Like churchgoers making weekly donations for the promise of a good afterlife, we contributed to our IRA accounts in preparation for an even more certain judgment day: retirement.
Yes, in America today, the 401K-plan has become our new path to salvation. The most compellingly mysterious portal awaiting us is no longer the transition to death, but to retirement. The afterlife now begins at 65 (or, if we’re lucky, even earlier) and lasts as long as our cardiologists can manage. And the pearly gates of that Elysian golfing community will not be opened by St. Peter’s keys but by a well-administrated Keogh plan. Have you prepared for that day of reckoning?
So instead of tithing to the church, we tithe to brokerage houses. We’re still donating our money to the elderly: It’s all going some old person in the future who will just happen to have our name. And it’s even a charitable act, reducing the burden that we would otherwise pose on society, or on our children.
As the stock market took its downturn, we were told that our contributions weren’t merely saving us – they were saving the economy. The continued investment by us “little guys” wasn’t simply filling in the lowest levels of the pyramid scheme – it was a patriotic gesture of faith in the American Way.
Like the devout believers who prepare for ultimate judgment by postponing current joy, we denied ourselves those digital TV’s and aboveground swimming pools in order to put a few more dollars into Tyco, WorldCom, and Lucent – the retirement account darlings of the 20th Century. And now that these once-blessed issues are worth pennies to the dollar invested, we are being told that we have been punished for our greed.
Unlike the greedy profiteers and corporate chieftains who actually made money on those stocks, we were not acting irresponsibly. No, putting money into retirement accounts felt like spending on insurance. It was a disciplined, impulse-denying, and entirely responsible place to invest one’s earnings. It seemed even more adult and accountable than putting money into a savings account. Buying stocks meant we were willing to surrender liquidity, day-to-day price stability, and peace of mind to the painful realities of the “long haul.”

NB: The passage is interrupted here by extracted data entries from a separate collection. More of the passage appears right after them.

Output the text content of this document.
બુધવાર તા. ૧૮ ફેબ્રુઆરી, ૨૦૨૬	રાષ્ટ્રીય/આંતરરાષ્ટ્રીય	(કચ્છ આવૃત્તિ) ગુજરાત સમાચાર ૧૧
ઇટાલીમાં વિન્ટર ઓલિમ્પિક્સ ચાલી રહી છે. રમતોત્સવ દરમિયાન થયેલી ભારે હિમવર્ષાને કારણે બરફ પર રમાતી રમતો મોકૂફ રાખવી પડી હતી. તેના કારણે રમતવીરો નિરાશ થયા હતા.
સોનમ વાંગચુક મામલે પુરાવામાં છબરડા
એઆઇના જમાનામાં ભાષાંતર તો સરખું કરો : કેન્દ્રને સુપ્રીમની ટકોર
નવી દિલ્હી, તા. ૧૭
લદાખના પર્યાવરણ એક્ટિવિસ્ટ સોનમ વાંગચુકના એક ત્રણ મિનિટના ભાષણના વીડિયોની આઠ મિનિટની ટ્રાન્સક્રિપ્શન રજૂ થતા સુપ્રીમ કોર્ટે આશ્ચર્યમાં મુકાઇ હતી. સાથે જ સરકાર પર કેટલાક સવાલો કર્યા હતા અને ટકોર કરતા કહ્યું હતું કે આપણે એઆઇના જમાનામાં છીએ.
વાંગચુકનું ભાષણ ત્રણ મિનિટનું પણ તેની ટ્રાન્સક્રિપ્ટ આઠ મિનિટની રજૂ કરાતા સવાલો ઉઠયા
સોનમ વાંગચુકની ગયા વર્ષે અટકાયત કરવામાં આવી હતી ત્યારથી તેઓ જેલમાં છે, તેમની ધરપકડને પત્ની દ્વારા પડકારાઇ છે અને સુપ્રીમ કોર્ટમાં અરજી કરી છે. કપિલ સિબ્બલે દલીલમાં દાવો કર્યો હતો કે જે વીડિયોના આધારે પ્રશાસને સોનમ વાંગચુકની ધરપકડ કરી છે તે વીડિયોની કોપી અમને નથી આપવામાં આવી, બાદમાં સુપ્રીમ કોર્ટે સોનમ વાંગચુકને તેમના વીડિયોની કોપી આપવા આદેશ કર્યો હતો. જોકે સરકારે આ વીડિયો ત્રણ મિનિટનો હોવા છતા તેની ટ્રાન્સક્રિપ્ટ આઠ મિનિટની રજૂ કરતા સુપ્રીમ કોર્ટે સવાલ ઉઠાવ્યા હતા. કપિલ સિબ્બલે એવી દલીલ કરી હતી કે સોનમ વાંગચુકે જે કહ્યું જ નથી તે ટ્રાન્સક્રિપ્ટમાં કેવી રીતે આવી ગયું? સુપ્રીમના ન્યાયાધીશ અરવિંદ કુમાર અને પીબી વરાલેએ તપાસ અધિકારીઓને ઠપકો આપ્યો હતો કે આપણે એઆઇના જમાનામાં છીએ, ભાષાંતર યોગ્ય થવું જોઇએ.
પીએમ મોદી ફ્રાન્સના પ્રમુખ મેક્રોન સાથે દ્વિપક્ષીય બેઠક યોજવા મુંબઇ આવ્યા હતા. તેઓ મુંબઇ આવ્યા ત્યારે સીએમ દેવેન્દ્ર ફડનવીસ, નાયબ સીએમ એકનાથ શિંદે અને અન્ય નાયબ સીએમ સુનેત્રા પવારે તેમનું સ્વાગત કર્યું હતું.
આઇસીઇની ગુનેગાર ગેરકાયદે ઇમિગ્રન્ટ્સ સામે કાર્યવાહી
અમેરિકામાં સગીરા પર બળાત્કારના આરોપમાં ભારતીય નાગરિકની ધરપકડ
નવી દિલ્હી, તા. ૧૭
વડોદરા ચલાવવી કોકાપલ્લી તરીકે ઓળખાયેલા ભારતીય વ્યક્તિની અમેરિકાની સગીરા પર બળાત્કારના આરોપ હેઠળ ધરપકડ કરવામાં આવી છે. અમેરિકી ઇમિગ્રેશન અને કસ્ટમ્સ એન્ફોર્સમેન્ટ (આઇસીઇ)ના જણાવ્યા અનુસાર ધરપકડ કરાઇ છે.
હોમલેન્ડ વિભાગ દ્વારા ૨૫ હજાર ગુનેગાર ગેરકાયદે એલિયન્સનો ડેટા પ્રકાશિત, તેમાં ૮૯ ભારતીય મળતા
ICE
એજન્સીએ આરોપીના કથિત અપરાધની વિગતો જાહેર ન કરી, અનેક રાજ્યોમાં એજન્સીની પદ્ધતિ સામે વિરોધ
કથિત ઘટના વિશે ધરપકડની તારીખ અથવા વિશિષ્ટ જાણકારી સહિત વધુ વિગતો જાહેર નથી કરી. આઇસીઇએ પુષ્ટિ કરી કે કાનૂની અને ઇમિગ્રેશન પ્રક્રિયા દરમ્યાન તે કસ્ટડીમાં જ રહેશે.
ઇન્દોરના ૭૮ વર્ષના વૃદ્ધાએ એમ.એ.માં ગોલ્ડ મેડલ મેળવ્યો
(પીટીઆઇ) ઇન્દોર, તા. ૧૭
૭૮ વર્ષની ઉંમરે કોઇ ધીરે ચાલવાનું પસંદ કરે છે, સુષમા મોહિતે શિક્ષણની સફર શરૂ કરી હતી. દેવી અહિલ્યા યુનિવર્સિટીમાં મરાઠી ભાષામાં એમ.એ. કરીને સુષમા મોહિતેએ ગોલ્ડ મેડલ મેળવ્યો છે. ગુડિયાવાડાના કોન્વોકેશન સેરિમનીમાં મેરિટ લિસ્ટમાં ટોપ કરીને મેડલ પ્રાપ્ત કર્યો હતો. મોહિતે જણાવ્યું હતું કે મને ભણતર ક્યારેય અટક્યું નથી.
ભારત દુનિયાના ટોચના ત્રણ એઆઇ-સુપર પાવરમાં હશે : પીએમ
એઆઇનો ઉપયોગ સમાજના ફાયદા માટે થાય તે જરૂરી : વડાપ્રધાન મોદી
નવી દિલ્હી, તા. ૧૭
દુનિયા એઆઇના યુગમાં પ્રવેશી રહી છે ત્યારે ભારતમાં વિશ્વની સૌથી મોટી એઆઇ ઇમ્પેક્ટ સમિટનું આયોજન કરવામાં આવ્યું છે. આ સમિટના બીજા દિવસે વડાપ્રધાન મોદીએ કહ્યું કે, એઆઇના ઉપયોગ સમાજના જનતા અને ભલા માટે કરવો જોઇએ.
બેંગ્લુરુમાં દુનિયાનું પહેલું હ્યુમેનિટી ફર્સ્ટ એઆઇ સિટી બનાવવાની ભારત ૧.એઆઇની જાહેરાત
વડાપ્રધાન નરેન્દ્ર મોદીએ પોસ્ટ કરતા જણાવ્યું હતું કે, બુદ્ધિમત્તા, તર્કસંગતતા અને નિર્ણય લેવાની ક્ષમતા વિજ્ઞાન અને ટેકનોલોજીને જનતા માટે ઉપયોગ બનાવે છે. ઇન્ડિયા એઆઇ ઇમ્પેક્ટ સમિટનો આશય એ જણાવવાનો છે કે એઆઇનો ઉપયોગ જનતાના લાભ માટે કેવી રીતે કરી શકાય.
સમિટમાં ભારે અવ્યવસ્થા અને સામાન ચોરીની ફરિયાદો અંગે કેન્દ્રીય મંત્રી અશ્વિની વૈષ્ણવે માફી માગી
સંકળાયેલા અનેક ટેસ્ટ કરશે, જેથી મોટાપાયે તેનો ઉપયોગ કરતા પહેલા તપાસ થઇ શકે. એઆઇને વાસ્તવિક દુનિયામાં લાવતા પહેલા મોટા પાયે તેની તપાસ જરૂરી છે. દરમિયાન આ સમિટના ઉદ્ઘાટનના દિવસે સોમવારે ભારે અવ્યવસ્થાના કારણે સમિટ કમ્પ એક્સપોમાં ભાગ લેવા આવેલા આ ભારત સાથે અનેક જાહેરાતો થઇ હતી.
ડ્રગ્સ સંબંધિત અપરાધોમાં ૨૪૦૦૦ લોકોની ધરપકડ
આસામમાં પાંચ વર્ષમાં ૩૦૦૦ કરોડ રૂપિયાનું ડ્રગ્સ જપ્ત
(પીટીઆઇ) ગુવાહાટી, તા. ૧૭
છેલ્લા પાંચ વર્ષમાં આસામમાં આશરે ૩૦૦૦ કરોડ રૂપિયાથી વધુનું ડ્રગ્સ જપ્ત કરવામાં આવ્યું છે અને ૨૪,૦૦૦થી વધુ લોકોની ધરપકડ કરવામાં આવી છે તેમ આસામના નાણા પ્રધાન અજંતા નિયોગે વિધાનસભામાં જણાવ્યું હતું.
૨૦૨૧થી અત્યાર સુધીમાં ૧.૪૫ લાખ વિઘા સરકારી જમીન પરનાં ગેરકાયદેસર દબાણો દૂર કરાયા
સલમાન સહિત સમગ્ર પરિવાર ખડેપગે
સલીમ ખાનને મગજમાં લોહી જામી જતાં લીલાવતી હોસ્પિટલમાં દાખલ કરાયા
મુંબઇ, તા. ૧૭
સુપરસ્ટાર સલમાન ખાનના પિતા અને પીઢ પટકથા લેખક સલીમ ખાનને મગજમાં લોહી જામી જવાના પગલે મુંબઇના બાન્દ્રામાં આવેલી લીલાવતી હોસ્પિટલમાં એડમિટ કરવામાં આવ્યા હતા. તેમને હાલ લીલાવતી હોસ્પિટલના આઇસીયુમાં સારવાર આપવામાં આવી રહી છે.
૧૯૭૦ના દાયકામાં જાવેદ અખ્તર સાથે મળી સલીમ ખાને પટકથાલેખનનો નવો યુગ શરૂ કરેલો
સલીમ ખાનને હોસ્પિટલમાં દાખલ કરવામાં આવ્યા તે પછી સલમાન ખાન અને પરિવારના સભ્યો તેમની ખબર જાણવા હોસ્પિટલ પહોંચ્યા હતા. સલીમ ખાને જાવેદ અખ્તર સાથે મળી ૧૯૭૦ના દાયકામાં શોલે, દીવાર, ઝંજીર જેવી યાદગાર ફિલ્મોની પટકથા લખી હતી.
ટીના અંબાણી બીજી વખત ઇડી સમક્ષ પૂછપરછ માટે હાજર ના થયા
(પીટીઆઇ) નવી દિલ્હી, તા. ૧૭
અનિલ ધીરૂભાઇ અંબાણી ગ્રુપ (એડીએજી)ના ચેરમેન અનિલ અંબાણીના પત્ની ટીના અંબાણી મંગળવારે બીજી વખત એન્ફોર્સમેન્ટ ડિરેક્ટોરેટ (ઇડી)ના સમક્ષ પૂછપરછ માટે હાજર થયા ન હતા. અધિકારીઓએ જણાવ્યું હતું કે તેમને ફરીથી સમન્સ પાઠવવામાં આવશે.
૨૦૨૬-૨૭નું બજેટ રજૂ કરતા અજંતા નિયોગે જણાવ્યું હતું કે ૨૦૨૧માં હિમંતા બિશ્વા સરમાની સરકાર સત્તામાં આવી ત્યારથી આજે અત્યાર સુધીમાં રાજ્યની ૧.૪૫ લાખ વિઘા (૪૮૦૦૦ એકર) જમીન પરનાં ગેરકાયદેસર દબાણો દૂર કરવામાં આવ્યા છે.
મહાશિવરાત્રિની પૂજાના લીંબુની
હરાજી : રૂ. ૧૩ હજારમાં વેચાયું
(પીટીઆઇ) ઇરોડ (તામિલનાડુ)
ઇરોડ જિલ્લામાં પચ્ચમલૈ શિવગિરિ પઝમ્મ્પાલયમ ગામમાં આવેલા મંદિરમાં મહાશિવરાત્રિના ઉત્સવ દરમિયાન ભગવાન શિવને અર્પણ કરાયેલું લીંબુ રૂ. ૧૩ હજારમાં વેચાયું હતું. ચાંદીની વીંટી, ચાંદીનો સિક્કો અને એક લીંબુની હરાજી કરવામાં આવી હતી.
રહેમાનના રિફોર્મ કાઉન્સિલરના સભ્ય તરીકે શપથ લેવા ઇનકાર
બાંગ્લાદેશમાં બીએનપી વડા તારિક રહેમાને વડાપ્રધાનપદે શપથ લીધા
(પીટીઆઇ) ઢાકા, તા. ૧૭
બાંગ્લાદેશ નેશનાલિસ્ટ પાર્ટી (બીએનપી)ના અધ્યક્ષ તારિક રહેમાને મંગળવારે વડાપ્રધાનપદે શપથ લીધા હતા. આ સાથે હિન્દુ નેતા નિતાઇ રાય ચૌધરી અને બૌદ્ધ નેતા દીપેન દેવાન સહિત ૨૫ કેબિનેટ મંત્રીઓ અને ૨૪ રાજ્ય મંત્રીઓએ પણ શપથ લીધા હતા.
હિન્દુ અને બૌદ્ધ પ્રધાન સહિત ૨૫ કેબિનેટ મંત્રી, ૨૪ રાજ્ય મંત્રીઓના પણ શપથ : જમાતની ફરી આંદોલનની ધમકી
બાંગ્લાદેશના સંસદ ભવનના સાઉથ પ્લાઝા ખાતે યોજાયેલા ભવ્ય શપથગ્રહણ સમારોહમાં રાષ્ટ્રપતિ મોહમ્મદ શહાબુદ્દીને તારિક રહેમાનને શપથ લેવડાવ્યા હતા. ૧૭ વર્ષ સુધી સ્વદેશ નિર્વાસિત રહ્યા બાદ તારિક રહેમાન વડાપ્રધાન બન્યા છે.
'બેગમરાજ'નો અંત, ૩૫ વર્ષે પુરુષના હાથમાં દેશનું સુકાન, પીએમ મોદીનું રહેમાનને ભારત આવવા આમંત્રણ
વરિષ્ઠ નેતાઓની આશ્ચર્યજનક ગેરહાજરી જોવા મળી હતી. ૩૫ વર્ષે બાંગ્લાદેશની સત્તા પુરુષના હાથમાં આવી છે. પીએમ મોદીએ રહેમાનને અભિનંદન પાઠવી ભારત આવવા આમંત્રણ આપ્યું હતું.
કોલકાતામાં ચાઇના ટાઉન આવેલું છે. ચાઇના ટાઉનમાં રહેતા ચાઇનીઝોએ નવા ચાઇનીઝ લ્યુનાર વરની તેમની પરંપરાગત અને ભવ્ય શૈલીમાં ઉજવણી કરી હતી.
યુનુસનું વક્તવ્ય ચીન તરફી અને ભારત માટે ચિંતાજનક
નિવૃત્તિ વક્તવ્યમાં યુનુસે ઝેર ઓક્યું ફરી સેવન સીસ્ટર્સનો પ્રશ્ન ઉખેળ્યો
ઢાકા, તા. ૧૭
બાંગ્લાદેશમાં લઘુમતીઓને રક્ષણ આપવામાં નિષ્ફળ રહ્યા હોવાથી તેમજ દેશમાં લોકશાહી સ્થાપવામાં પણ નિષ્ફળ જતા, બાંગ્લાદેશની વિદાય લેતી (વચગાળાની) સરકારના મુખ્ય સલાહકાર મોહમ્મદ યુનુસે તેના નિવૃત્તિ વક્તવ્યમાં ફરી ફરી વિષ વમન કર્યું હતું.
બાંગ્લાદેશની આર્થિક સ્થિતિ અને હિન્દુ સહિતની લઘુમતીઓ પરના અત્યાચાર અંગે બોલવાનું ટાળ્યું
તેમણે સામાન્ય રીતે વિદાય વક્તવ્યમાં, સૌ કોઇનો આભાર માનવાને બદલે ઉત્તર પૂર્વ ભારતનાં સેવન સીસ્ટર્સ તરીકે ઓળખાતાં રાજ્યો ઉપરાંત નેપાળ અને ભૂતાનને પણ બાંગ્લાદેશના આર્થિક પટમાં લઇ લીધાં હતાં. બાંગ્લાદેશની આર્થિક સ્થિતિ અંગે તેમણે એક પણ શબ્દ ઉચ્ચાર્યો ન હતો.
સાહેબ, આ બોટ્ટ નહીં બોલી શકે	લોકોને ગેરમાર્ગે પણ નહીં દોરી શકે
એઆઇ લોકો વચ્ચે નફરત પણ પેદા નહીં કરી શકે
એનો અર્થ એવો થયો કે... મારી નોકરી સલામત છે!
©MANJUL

We were the pious, no more self-interested in our savings than anyone else who hopes to be saved. And our disillusionment at the way our high priests looted the coffers is proportional to the faith we put in them to guarantee our passage into the great beyond.
But that’s where we went wrong. Our fear, guilt, and, occasionally, even jealousy over the way the elderly are separated from workaday reality has led us to think about the “golden years” as something that takes place in another realm. It’s as if retirement day were judgment day, when everything we have done up until then – and nothing we have yet to do – will determine the entirety of our fate. As a result, the object of the game is to make a pile and then drop out as quickly as possible. That’s why those who most felt the market drop were workers who thought they had already won “early retirement.” Now they’ll have to remain productive and participating members of society a little while longer.
And while the fate of our immortal souls may be determined by a process forever out of our control, the rules governing our speculative marketplace are of entirely human design. Our ultimate salvation may rest with God, alone, but the rules governing savings have been written – and violated – by mankind. It is up to us to enact the regulation, oversight, and judgment necessary to insure that the correct rewards and punishments are doled out to the correct people.
As for those corporate criminals who get away with a slap on the wrist and a villa on Paradise Island to live out their own waning years? Don’t worry. They’re the ones who the real Judgment Day was meant for.